Les débats concernant un éventuel retournement de cycle pour l’industrie de l’aviation commerciale vont bon train depuis quelques mois. Beaucoup s’interrogent en effet sur l’existence d’une bulle au niveau des impressionnants carnets de commandes des deux principaux avionneurs mondiaux, une tendance alimentée par de multiples facteurs conjoncturels qui, mis bout à bout, influeraient de façon profonde sur une trajectoire qui n’a jamais connu de précédent. Peu en revanche sont encore prêts à remettre en doute les prévisions de croissance du transport aérien mondial, qui continue inexorablement à doubler de taille tous les 15 ans, voire tous les 10 ans dans des régions comme la Chine.
Il faut dire que beaucoup d’experts ont été habitués à un temps où l’industrie aéronautique civile moderne était régie par des périodes cycliques relativement régulières, affichant le classique diptyque d’emballement des commandes suivi d’une période de surcapacité.
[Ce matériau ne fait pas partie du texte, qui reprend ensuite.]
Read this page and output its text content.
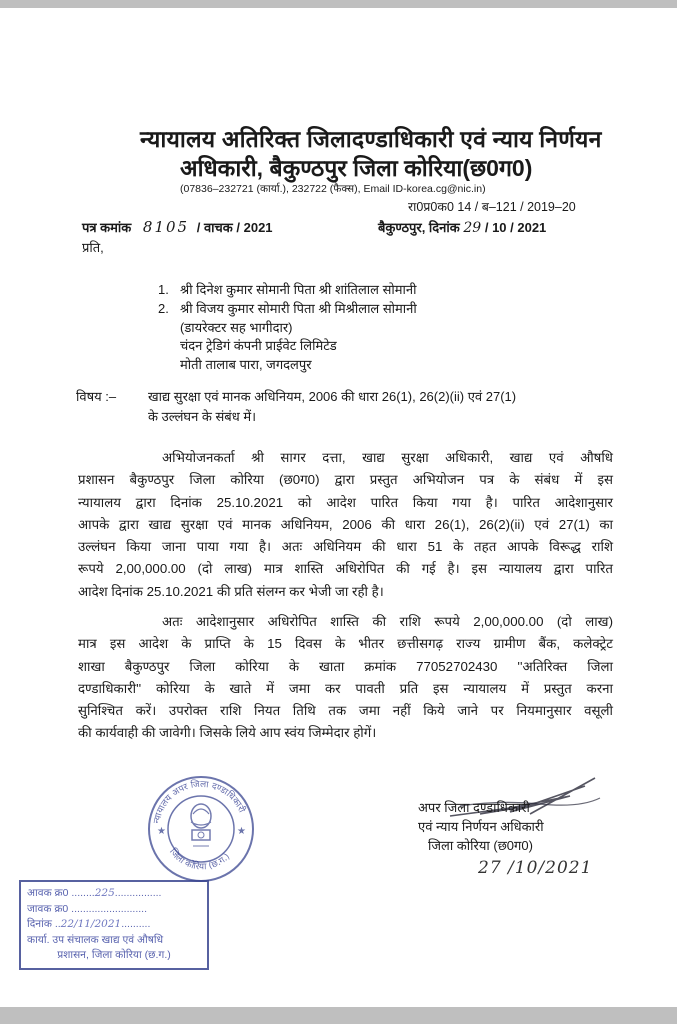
न्यायालय अतिरिक्त जिलादण्डाधिकारी एवं न्याय निर्णयन
अधिकारी, बैकुण्ठपुर जिला कोरिया(छ0ग0)
(07836–232721 (कार्या.), 232722 (फैक्स), Email ID-korea.cg@nic.in)
रा0प्र0क0 14 / ब–121 / 2019–20
पत्र कमांक 8105 / वाचक / 2021	बैकुण्ठपुर, दिनांक 29 / 10 / 2021
प्रति,
1. श्री दिनेश कुमार सोमानी पिता श्री शांतिलाल सोमानी
2. श्री विजय कुमार सोमारी पिता श्री मिश्रीलाल सोमानी
(डायरेक्टर सह भागीदार)
चंदन ट्रेडिगं कंपनी प्राईवेट लिमिटेड
मोती तालाब पारा, जगदलपुर
विषय :– खाद्य सुरक्षा एवं मानक अधिनियम, 2006 की धारा 26(1), 26(2)(ii) एवं 27(1)
के उल्लंघन के संबंध में।
अभियोजनकर्ता श्री सागर दत्ता, खाद्य सुरक्षा अधिकारी, खाद्य एवं औषधि
प्रशासन बैकुण्ठपुर जिला कोरिया (छ0ग0) द्वारा प्रस्तुत अभियोजन पत्र के संबंध में इस
न्यायालय द्वारा दिनांक 25.10.2021 को आदेश पारित किया गया है। पारित आदेशानुसार
आपके द्वारा खाद्य सुरक्षा एवं मानक अधिनियम, 2006 की धारा 26(1), 26(2)(ii) एवं 27(1) का
उल्लंघन किया जाना पाया गया है। अतः अधिनियम की धारा 51 के तहत आपके विरूद्ध राशि
रूपये 2,00,000.00 (दो लाख) मात्र शास्ति अधिरोपित की गई है। इस न्यायालय द्वारा पारित
आदेश दिनांक 25.10.2021 की प्रति संलग्न कर भेजी जा रही है।
अतः आदेशानुसार अधिरोपित शास्ति की राशि रूपये 2,00,000.00 (दो लाख)
मात्र इस आदेश के प्राप्ति के 15 दिवस के भीतर छत्तीसगढ़ राज्य ग्रामीण बैंक, कलेक्ट्रेट
शाखा बैकुण्ठपुर जिला कोरिया के खाता क्रमांक 77052702430 ''अतिरिक्त जिला
दण्डाधिकारी'' कोरिया के खाते में जमा कर पावती प्रति इस न्यायालय में प्रस्तुत करना
सुनिश्चित करें। उपरोक्त राशि नियत तिथि तक जमा नहीं किये जाने पर नियमानुसार वसूली
की कार्यवाही की जावेगी। जिसके लिये आप स्वंय जिम्मेदार होगें।
न्यायालय अपर जिला दण्डाधिकारी
जिला कोरिया (छ.ग.)
★	★
आवक क्र0 ........225................
जावक क्र0 ..........................
दिनांक ..22/11/2021..........
कार्या. उप संचालक खाद्य एवं औषधि
प्रशासन, जिला कोरिया (छ.ग.)
अपर जिला दण्डाधिकारी
एवं न्याय निर्णयन अधिकारी
जिला कोरिया (छ0ग0)
27 /10/2021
A chaque fois, ces cycles étaient d’ailleurs très proches des célèbres cycles de Juglar connus au niveau de l’économie mondiale. Cependant, depuis le premier choc pétrolier en 1973, seul le dernier retournement de tendance constaté entre 2001 et 2009 était lié à un transport aérien qui ressemble à celui d’aujourd’hui, à savoir un secteur devenu extrêmement globalisé, s’appuyant sur de puissants hubs et où les marchés émergents commençaient à représenter une taille suffisante par rapport aux marchés dits « mûrs » pour pouvoir avoir une influence sur la tendance générale.
Aujourd’hui, l’argumentation qui pourrait laisser présager de l’arrivée d’un nouveau cycle baissier est essentiellement liée à la très nette diminution des prises de commandes constatée depuis deux ans chez les deux grands avionneurs, alors que le prix du carburéacteur semble se maintenir en dessous des 500 dollars la tonne. Airbus et Boeing avaient enregistré moins de 500 appareils fermes à eux deux au cours des cinq premiers mois de l’année, un chiffre à peine supérieur à un objectif de book to bill supérieur à 1. Il faut dire qu’ils n’ont plus beaucoup d’appareils livrables dans des délais raisonnables, ce qui peut évidemment décourager les investissements. En excluant les appareils de très grande capacité, seuls les A330neo et les 777 de génération actuelle sont globalement disponibles avant la fin de la décennie et rien que pour les monocouloirs A320/A320neo, le carnet est plein pour huit ans aux cadences annoncées de 60 appareils par mois en maintenant un niveau de commandes égal à celui des livraisons d’ici 2020.
Il existe bien évidemment de nombreuses autres tendances qui ne sont pas pour rassurer aussi à court ou moyen terme. Citons par exemple l’inconnue créée en Europe par le Brexit, les conjonctures défavorables en Russie et au Brésil, le véritable frein sur le point-à-point international à destination de la Turquie et qui maintenant pourrait s’étendre à l’intégralité du transport aérien du pays suite à l’attentat perpétré hier à Istanbul. Il y a aussi la saturation du principal hub du Moyen-Orient ou encore le retard à l’allumage de nouveaux transporteurs, à l’instar de la filiale saoudienne de Qatar Airways.
Mais toutes ces petites bulles qui peuvent venir désorganiser les carnets de commandes des avionneurs aujourd’hui ne sont pas des facteurs durables qui pourraient influencer la tendance générale à vouloir augmenter les cadences. Même l’arrivée programmée de nombreux appareils à mi-vie sur le marché dans les prochaines années, souvent issus de contrats de leasing sur 12 ou 15 ans, n’aura que peu d’influence sur les livraisons d’appareils neufs, beaucoup d’entre eux étant de toute façon amenés à répondre à la forte demande d’équipements et de pièces détachées nécessaires à faire voler une flotte toujours plus importante. Une chose est sûre : bulles ne veut pas dire bulle et pour l’instant, l’aviation commerciale n’est tout simplement plus cyclique.